LJ: Estas pinturas recentes de pequeno formato fazem parte da série All I want, que teve início no final de 2016. São pinturas a óleo sobre papel preparado com acrílico, recortado à mão. Partem de imagens de origens muito distintas, desde a história da arquitetura, fotogramas de cinema, fotografias que alguém fez de momentos comigo, e até imagens que encontrei (e me encontraram) na internet. São todas reunidas sob um mesmo horizonte de relevância, numa espécie de atlas-memória espontâneo que se vai alargando. Parecem fotogramas, por um lado, porque as dimensões são próximas das dos negativos e algumas pinturas têm uma proporção de longo formato, e também, por outro lado, pelo modo com as relacionámos (o Sérgio Fazenda Rodrigues e eu) linearmente na exposição Podemos sempre fugir de carro. Não têm uma ordem entre si, mas penso que é inevitável essa sugestão narrativa ou temporal entre pinturas figurativas muito concretas. Não há qualquer trama ficcional para além delas mesmas – a não ser a que o observador queira encontrar.


BC: Já as pinturas de grandes dimensões, essas, essencialmente abstratas, compreendem uma lógica que deixa de ser linear e passa, diria, a um entendimento de profundidade, que parece resultar de uma constante dualidade entre dois espaços. Um deles é notoriamente tangível, geométrico, ortogonal e firme, contrastando com um outro: aberto, orgânico, e que dilui qualquer possibilidade de limitação. Nestas pinturas, o nosso olhar deixa de prever, sendo, em vez disso, transportado. Parece-me portanto, uma pintura que em vez de sequencial (como as de pequenas dimensões), integra antes uma passagem de absorção ao espectador, através de um campo aberto: místico, quase transcendente, como se de uma espécie de portal se tratasse. Será aqui, assim, uma questão de espacialidade?


LJ: Este corpo de trabalho de pinturas de grande formato: Threshold, na exposição Podemos sempre fugir de carro e Inside-Out, na exposição We had the experience but missed the meaning, foram trabalhos em que quis ficar na fronteira entre abstração e figuração. São pinturas com a escala do nosso corpo. Em termos de representação, os planos espaciais são credíveis não só pela perspetiva e valores cromáticos, mas porque têm uma escala semelhante àquilo que representam. Por outro lado, estes espaços geometrizados abrem para um campo aberto onde a pintura é mais difusa, mais difícil de definir, estranha. Esse plano de fundo, pode sugerir espaço em abstrato, mas também se assume como superfície de pintura simplesmente.
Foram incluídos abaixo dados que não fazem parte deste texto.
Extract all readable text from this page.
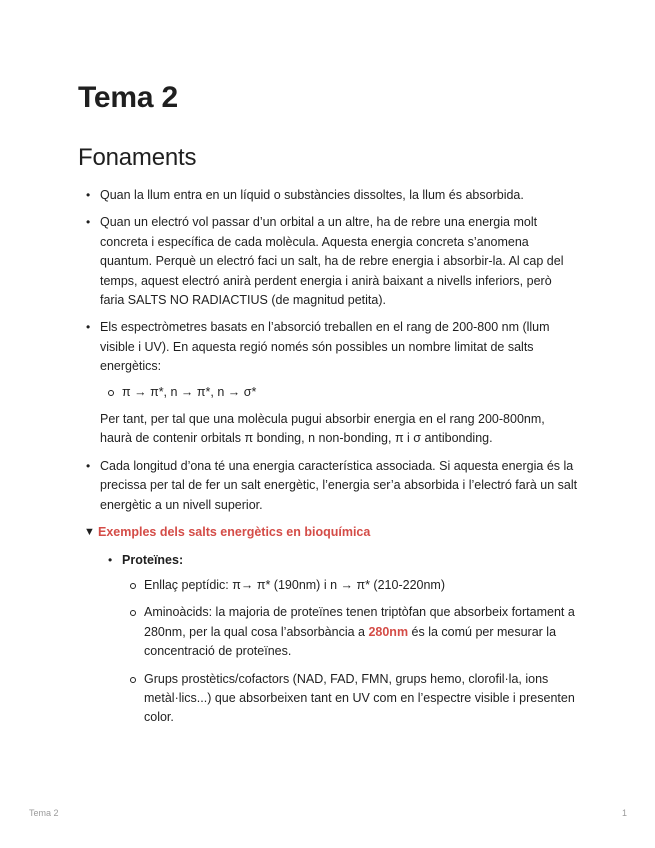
Tema 2
Fonaments
• Quan la llum entra en un líquid o substàncies dissoltes, la llum és absorbida.
• Quan un electró vol passar d’un orbital a un altre, ha de rebre una energia molt concreta i específica de cada molècula. Aquesta energia concreta s’anomena quantum. Perquè un electró faci un salt, ha de rebre energia i absorbir-la. Al cap del temps, aquest electró anirà perdent energia i anirà baixant a nivells inferiors, però faria SALTS NO RADIACTIUS (de magnitud petita).
• Els espectròmetres basats en l’absorció treballen en el rang de 200-800 nm (llum visible i UV). En aquesta regió només són possibles un nombre limitat de salts energètics:
π → π*, n → π*, n → σ*

Per tant, per tal que una molècula pugui absorbir energia en el rang 200-800nm, haurà de contenir orbitals π bonding, n non-bonding, π i σ antibonding.

• Cada longitud d’ona té una energia característica associada. Si aquesta energia és la precissa per tal de fer un salt energètic, l’energia ser’a absorbida i l’electró farà un salt energètic a un nivell superior.
▼ Exemples dels salts energètics en bioquímica
• Proteïnes:
Enllaç peptídic: π→ π* (190nm) i n → π* (210-220nm)
Aminoàcids: la majoria de proteïnes tenen triptòfan que absorbeix fortament a 280nm, per la qual cosa l’absorbància a 280nm és la comú per mesurar la concentració de proteïnes.
Grups prostètics/cofactors (NAD, FAD, FMN, grups hemo, clorofil·la, ions metàl·lics...) que absorbeixen tant en UV com en l’espectre visible i presenten color.
Tema 2	1
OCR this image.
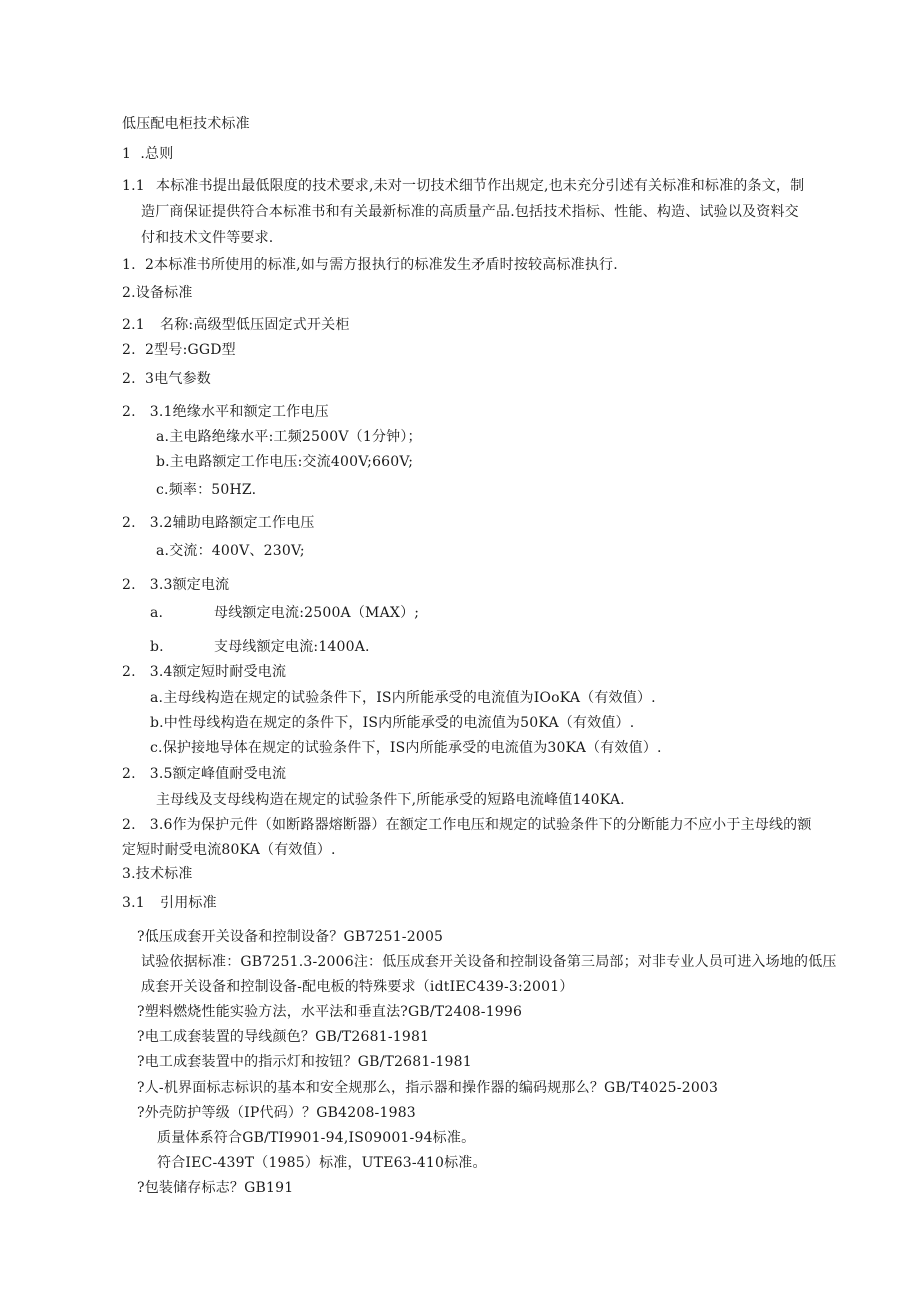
低压配电柜技术标准
1  .总则
1.1 本标准书提出最低限度的技术要求,未对一切技术细节作出规定,也未充分引述有关标准和标准的条文，制
造厂商保证提供符合本标准书和有关最新标准的高质量产品.包括技术指标、性能、构造、试验以及资料交
付和技术文件等要求.
1.  2本标准书所使用的标准,如与需方报执行的标准发生矛盾时按较高标准执行.
2.设备标准
2.1 名称:高级型低压固定式开关柜
2.  2型号:GGD型
2.  3电气参数
2.   3.1绝缘水平和额定工作电压
a.主电路绝缘水平:工频2500V（1分钟）；
b.主电路额定工作电压:交流400V;660V;
c.频率：50HZ.
2.   3.2辅助电路额定工作电压
a.交流：400V、230V;
2.   3.3额定电流
a.	母线额定电流:2500A（MAX）;
b.	支母线额定电流:1400A.
2.   3.4额定短时耐受电流
a.主母线构造在规定的试验条件下，IS内所能承受的电流值为IOoKA（有效值）.
b.中性母线构造在规定的条件下，IS内所能承受的电流值为50KA（有效值）.
c.保护接地导体在规定的试验条件下，IS内所能承受的电流值为30KA（有效值）.
2.   3.5额定峰值耐受电流
主母线及支母线构造在规定的试验条件下,所能承受的短路电流峰值140KA.
2.   3.6作为保护元件（如断路器熔断器）在额定工作电压和规定的试验条件下的分断能力不应小于主母线的额
定短时耐受电流80KA（有效值）.
3.技术标准
3.1 引用标准
?低压成套开关设备和控制设备？GB7251-2005
试验依据标准：GB7251.3-2006注：低压成套开关设备和控制设备第三局部；对非专业人员可进入场地的低压
成套开关设备和控制设备-配电板的特殊要求（idtIEC439-3:2001）
?塑料燃烧性能实验方法，水平法和垂直法?GB/T2408-1996
?电工成套装置的导线颜色？GB/T2681-1981
?电工成套装置中的指示灯和按钮？GB/T2681-1981
?人-机界面标志标识的基本和安全规那么，指示器和操作器的编码规那么？GB/T4025-2003
?外壳防护等级（IP代码）？GB4208-1983
质量体系符合GB/TI9901-94,IS09001-94标准。
符合IEC-439T（1985）标准，UTE63-410标准。
?包装储存标志？GB191
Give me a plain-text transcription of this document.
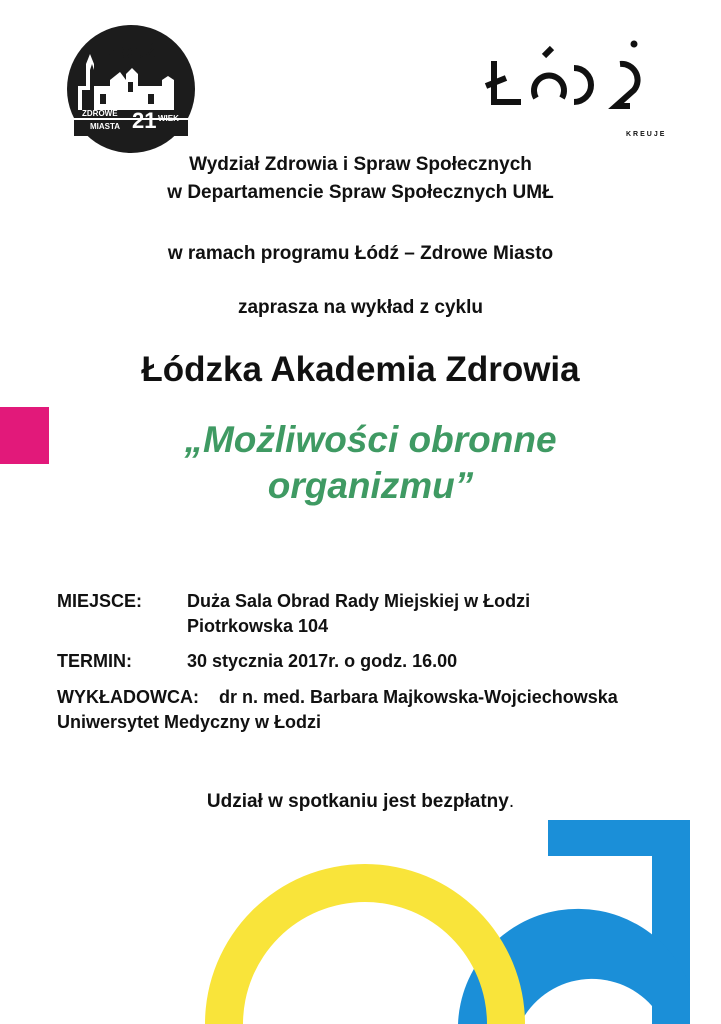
ŁÓDŹ
ZDROWE
MIASTA 21 WIEK
KREUJE
Wydział Zdrowia i Spraw Społecznych
w Departamencie Spraw Społecznych UMŁ
w ramach programu Łódź – Zdrowe Miasto
zaprasza na wykład z cyklu
Łódzka Akademia Zdrowia
„Możliwości obronne
organizmu”
MIEJSCE: Duża Sala Obrad Rady Miejskiej w Łodzi
Piotrkowska 104
TERMIN:	30 stycznia 2017r. o godz. 16.00
WYKŁADOWCA: dr n. med. Barbara Majkowska-Wojciechowska
Uniwersytet Medyczny w Łodzi
Udział w spotkaniu jest bezpłatny.
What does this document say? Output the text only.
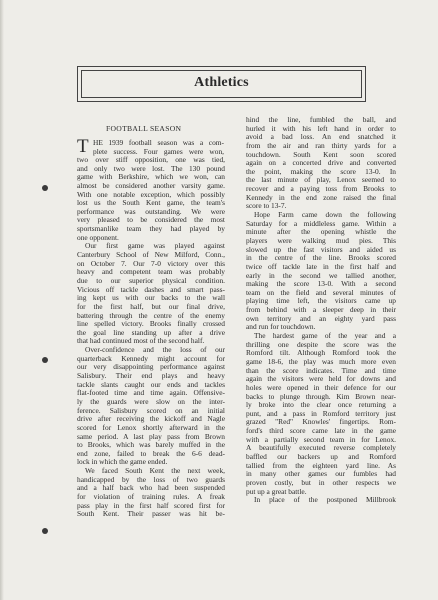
Athletics
FOOTBALL SEASON
T HE 1939 football season was a com-
plete success. Four games were won,
two over stiff opposition, one was tied,
and only two were lost. The 130 pound
game with Berkshire, which we won, can
almost be considered another varsity game.
With one notable exception, which possibly
lost us the South Kent game, the team's
performance was outstanding. We were
very pleased to be considered the most
sportsmanlike team they had played by
one opponent.
Our first game was played against
Canterbury School of New Milford, Conn.,
on October 7. Our 7-0 victory over this
heavy and competent team was probably
due to our superior physical condition.
Vicious off tackle dashes and smart pass-
ing kept us with our backs to the wall
for the first half, but our final drive,
battering through the centre of the enemy
line spelled victory. Brooks finally crossed
the goal line standing up after a drive
that had continued most of the second half.
Over-confidence and the loss of our
quarterback Kennedy might account for
our very disappointing performance against
Salisbury. Their end plays and heavy
tackle slants caught our ends and tackles
flat-footed time and time again. Offensive-
ly the guards were slow on the inter-
ference. Salisbury scored on an initial
drive after receiving the kickoff and Nagle
scored for Lenox shortly afterward in the
same period. A last play pass from Brown
to Brooks, which was barely muffed in the
end zone, failed to break the 6-6 dead-
lock in which the game ended.
We faced South Kent the next week,
handicapped by the loss of two guards
and a half back who had been suspended
for violation of training rules. A freak
pass play in the first half scored first for
South Kent. Their passer was hit be-
hind the line, fumbled the ball, and
hurled it with his left hand in order to
avoid a bad loss. An end snatched it
from the air and ran thirty yards for a
touchdown. South Kent soon scored
again on a concerted drive and converted
the point, making the score 13-0. In
the last minute of play, Lenox seemed to
recover and a paying toss from Brooks to
Kennedy in the end zone raised the final
score to 13-7.
Hope Farm came down the following
Saturday for a middleless game. Within a
minute after the opening whistle the
players were walking mud pies. This
slowed up the fast visitors and aided us
in the centre of the line. Brooks scored
twice off tackle late in the first half and
early in the second we tallied another,
making the score 13-0. With a second
team on the field and several minutes of
playing time left, the visitors came up
from behind with a sleeper deep in their
own territory and an eighty yard pass
and run for touchdown.
The hardest game of the year and a
thrilling one despite the score was the
Romford tilt. Although Romford took the
game 18-6, the play was much more even
than the score indicates. Time and time
again the visitors were held for downs and
holes were opened in their defence for our
backs to plunge through. Kim Brown near-
ly broke into the clear once returning a
punt, and a pass in Romford territory just
grazed "Red" Knowles' fingertips. Rom-
ford's third score came late in the game
with a partially second team in for Lenox.
A beautifully executed reverse completely
baffled our backers up and Romford
tallied from the eighteen yard line. As
in many other games our fumbles had
proven costly, but in other respects we
put up a great battle.
In place of the postponed Millbrook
Esse movimento pendular, entre uma passagem espacial e uma vertigem de outra ordem continua a ser um campo de descoberta para mim, porque é essa a minha experiência da realidade. A ideia de vertigem esteve sempre muito presente para mim – a vertigem que há em experimentar a realidade como figurativa e abstrata simultaneamente. É muito sugestiva para mim a ideia de transporte, ligada à ideia de passagem. Mas, na verdade, não te sei responder completamente. Não sou capaz de interpretar as minhas pinturas – acredito que elas se cumprem no outro, no observador que as queira ver.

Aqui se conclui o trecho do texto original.